The problem is two fold. First, users do not understand why they need to provide a URI to log in. Second, users get confused by bouncing around to a 3rd party site.

I’ve given a lot of thought to this problem.

The only answer I’ve had so far is that while the OpenID user experience is difficult to explain to users who expect an email address and password log in, the data portability value proposition may help justify the added cognitive load for users and vendors.

It’s probably true – but it’s not a good enough answer.

More recently I’ve been thinking about another potential solution.

I believe the 3rd party site bounce is actually becoming common place. Passport, Facebook, Google use it and, as such, users are becoming more comfortable with it.

The question of using a URI as a ‘username’ however, is a more difficult pattern to explain to users at a login screen.

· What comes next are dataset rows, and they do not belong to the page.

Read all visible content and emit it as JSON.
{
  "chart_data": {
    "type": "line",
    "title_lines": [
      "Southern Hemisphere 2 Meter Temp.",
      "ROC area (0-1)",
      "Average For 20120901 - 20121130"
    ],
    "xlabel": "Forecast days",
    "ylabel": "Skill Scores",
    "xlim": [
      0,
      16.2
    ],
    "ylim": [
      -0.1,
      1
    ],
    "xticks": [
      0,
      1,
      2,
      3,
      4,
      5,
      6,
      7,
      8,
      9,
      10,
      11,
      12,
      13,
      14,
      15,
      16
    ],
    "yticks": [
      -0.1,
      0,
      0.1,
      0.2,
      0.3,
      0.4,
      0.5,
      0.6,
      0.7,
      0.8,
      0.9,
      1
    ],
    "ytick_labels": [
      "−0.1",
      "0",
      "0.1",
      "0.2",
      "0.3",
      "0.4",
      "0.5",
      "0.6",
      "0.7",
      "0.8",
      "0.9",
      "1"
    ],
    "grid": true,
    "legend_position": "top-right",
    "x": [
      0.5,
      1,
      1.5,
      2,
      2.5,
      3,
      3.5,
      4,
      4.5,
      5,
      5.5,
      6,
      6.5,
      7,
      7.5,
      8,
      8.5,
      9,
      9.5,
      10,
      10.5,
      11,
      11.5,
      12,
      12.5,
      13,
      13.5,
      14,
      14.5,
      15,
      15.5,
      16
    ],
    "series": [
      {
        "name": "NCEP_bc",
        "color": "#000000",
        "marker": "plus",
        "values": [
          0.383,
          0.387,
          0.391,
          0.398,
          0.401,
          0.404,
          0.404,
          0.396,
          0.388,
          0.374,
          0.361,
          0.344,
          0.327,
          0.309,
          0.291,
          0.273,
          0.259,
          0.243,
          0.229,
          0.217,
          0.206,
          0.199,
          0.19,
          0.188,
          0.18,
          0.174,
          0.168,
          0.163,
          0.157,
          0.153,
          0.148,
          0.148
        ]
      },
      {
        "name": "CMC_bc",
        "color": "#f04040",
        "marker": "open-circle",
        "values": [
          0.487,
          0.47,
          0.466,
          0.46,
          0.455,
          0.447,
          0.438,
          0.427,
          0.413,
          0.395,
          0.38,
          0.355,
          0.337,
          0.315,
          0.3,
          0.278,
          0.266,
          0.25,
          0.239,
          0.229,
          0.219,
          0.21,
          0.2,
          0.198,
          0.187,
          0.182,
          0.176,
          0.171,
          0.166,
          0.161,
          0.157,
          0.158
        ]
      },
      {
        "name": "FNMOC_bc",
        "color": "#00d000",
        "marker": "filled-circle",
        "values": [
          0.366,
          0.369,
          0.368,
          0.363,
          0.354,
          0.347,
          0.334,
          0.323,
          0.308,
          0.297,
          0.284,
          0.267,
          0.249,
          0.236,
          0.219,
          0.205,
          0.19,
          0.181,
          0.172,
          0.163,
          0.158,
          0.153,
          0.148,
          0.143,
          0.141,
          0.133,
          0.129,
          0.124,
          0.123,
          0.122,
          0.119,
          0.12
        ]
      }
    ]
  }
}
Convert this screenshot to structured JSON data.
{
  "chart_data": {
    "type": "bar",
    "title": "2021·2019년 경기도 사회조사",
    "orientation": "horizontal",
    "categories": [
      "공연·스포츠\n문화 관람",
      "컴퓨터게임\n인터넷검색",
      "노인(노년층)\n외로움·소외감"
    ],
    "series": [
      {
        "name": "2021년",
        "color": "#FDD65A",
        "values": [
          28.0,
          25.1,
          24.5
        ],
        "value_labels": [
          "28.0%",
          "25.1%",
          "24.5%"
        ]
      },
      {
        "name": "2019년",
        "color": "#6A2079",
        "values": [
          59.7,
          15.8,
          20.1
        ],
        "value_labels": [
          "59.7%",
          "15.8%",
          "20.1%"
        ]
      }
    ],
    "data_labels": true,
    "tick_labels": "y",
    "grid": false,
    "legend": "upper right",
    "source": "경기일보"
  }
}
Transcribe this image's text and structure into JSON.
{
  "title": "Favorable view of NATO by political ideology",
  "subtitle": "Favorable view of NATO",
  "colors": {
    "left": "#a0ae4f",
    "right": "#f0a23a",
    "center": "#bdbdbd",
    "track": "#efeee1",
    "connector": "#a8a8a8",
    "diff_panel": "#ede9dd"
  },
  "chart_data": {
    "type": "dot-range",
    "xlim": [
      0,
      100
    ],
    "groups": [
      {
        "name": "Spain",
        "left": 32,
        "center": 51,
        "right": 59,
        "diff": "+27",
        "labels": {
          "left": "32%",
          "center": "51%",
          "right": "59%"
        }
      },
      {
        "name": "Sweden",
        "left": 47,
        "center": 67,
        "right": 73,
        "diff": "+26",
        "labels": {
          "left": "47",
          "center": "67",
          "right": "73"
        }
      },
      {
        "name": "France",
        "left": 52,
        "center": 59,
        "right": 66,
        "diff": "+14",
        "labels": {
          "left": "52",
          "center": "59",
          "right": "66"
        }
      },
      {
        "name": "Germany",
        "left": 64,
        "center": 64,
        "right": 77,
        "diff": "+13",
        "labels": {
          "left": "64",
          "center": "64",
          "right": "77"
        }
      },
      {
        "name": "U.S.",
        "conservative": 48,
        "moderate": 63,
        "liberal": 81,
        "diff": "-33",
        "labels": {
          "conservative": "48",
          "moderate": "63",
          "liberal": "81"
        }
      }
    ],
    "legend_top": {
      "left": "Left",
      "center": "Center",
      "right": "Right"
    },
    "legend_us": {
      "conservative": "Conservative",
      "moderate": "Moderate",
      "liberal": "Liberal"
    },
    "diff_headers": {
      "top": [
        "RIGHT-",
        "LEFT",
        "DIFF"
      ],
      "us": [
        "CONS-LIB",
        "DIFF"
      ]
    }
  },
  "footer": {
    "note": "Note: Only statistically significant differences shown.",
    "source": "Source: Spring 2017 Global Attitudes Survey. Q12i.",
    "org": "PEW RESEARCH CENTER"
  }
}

Mapping email addresses to OpenIDs

The purists among us will argue that identity should not be tied to messaging. That is, uniquely identifying people by email address is a bad idea. It encourages spam and other unhealthy activity.

Putting that aside for a moment, however, imagine this.

Rather than asking for a user’s OpenID, ask them for their email address:

chris.saad@gmail.com

Now imagine the application refactoring the address on the fly to something like this:

http://gmail.com/chris.saad

The point here is that we take everything before the @ and place it after a slash. Remove the @ and put HTTP:// at the start and you end up with a well formed URI.

Now imagine that Gmail provided OpenID functionality for each email account in this way.

There are a number of challenges to pulling this off. Not the least of which is getting major email providers to support OpenID, and get existing OpenID consumers to refactor email addresses (if provided) on the fly.

It’s certainly worth thinking about though.